Donations pour in to build 'crime-fighting cave' for sick children

Last year, Tyson Coldwell filled 1,000 mason jars with loose change that he collected and donated $2,000 to the Colton Colwell Foundation,

"It just popped into my mind when I heard mason jar, I'm like, 'I'm gonna fill them to see if people will fill them,'" he said.

Charles Keller started the foundation in 2009 after giving Colton Colwell a ride in his famous replica Batmobile. At the time, Colton was sick with cancer and has been an inspiration since.

"We saw probably, about two-years-ago, the demand for the cave was such that the current facility couldn't meet all the folks that wanted to come through," he said.

"I tell people this is my time with Colton every time I'm here," said Erika Colwell, Tyson's mom. "I see him in other kids who are experiencing what he did."

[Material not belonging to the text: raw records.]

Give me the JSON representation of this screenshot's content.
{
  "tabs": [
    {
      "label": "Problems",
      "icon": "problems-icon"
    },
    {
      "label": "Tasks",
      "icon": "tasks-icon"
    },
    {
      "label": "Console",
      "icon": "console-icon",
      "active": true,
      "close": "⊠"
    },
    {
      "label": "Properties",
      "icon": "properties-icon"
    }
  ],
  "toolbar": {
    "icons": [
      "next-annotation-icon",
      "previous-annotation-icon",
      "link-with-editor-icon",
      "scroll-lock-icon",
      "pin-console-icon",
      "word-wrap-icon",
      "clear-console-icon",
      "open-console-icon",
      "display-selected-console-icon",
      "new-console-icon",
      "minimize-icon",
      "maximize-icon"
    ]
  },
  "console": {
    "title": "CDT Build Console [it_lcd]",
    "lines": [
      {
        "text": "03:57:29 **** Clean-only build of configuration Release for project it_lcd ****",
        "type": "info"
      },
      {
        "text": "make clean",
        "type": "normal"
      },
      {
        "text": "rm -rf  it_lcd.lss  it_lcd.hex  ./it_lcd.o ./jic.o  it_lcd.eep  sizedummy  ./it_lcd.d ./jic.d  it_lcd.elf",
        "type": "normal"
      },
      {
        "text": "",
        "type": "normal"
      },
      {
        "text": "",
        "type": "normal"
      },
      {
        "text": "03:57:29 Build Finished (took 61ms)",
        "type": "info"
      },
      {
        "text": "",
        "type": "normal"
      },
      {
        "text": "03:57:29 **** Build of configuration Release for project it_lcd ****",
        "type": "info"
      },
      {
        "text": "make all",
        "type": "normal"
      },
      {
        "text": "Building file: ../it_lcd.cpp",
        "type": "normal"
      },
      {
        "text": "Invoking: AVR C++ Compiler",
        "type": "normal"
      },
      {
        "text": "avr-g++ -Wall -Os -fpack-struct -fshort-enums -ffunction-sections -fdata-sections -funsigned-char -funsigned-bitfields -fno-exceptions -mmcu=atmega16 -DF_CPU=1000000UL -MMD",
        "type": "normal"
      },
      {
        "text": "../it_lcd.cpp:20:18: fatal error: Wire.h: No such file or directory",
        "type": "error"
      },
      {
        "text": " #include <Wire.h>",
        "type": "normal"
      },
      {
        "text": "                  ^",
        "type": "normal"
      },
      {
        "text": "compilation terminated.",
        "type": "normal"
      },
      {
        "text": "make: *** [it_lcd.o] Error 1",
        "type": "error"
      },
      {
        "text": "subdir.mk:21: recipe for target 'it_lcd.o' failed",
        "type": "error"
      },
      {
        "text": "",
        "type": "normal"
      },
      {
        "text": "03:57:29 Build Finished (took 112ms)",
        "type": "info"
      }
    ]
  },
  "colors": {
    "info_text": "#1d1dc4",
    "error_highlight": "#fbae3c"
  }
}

Two hundred and seventeen families have visited the crime-fighting cave in the past few years and the plan is to build one seven times its size.

"The bigger cave we're going to be able to help a lot more families, too," Keller said.

That's why Tyson has a bigger goal this year to double the mason jars, which would double the donations.

"We're helping him, we're going to put out jars at various police stations, so that people can donate money," said Sgt. Tommy Thompson with the Phoenix Police Department.

The goal is to raise $4 million and start construction on the new crime-fighting cave by the end of 2017.